Forget the cost of tuition, room and board, the cost of applying to graduate school is fiercely staring at my quivering piggy bank like an angry honey badger ready to pounce on an unsuspecting snake long before I’ve even scribbled a sentence of my application essay.
To get into a top masters program — MBA or otherwise — you need to stand out for more than just your GPA. When your GPA makes you stand out for the wrong reasons, you’re far behind the curve. It isn’t clear if it’s possible to run really fast and hard to make it over that hump (ie pay expert consultants a lot of money to teach you the right speed to run and how your feet should hit the ground every step of the way) but the consultants surely will tell you that without them, you’ll be sitting down where you started, exhausted, looking up at a giant insurmountable lump of your future.
The cost for a live or online GMAT study program is somewhere around $1000 – $1400. There are cheaper programs, of course, and plenty of ways to get some books and study on your own, but many advise to take one of the classes if you’re the kind of person to underachieve on standardized tests. But for the candidates who really want to do well, you can pour hundreds or thousands of dollars more into private tutoring… just so you’ll break 700 or 750.

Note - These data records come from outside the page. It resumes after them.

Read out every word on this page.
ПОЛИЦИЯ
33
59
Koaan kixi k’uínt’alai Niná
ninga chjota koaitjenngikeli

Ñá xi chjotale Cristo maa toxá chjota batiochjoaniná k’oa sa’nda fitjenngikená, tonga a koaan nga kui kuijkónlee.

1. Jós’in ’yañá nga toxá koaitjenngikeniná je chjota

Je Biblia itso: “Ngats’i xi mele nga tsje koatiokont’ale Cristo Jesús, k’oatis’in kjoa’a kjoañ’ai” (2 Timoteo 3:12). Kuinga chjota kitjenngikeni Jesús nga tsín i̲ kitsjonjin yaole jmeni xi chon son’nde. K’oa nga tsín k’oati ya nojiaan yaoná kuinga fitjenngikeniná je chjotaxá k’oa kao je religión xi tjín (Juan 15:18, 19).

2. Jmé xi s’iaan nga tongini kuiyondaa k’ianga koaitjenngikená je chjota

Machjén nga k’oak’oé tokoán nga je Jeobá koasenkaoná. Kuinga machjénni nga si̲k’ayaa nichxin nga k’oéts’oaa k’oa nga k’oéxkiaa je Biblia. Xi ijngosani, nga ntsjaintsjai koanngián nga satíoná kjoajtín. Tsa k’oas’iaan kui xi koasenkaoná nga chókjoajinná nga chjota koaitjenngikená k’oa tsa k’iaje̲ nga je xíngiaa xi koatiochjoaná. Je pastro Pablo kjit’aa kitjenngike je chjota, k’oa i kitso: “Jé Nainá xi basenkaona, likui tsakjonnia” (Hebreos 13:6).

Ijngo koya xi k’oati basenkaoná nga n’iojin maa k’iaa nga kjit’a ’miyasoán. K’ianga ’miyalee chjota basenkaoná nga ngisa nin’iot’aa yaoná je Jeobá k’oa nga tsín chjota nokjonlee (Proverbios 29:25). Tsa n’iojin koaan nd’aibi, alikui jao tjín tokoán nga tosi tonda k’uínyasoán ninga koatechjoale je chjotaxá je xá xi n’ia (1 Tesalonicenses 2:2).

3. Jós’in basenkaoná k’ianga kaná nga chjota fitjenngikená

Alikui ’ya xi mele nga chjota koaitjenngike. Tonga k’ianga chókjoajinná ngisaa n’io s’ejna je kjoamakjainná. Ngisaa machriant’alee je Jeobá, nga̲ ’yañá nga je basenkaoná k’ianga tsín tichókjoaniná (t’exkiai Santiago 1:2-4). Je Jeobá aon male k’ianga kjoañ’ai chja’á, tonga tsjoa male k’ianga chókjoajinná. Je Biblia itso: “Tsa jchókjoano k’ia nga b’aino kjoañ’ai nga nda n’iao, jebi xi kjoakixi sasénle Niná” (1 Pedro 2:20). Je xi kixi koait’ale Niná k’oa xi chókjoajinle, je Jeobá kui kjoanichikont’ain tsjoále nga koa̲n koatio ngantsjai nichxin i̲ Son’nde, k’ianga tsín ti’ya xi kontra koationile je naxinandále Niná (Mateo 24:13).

Consulting by admissions experts for the top programs is even more painful. One program I was examining the other night cost $3500 for a full package of help and edits to apply to just one school. Plenty may argue that putting $5000 – $10,000 into preparing yourself to apply for a top ranked program is worth it because on the other side of the hill… long after the field trips and late nights getting intimate with statistics… there’s a miraculous salary increase that will improve your overall lifetime earnings by, well, something around a lot of money, give or take a decimal point. But that’s IF you get in. All the coaching and test-taking advice in the world may never be enough. It’s a gamble either way. And if you can do it on your own (obviously there are plenty of people who have got into top MBA programs without draining their savings on outside help) then why seek out an expert?
Looking at my semi-healthy bank account, I can’t fathom draining my cash or stocks for this kind of coaching. And maybe that’s why I’ll never be an MBA student or even masters student. I figure, if it’s not meant to be, it’s not meant to be. And, meanwhile, am somewhat jealous of the people in the world that can afford such coaching, and their Harvard / Stanford / Wharton / Kellogg / Haas / Ross pedigree.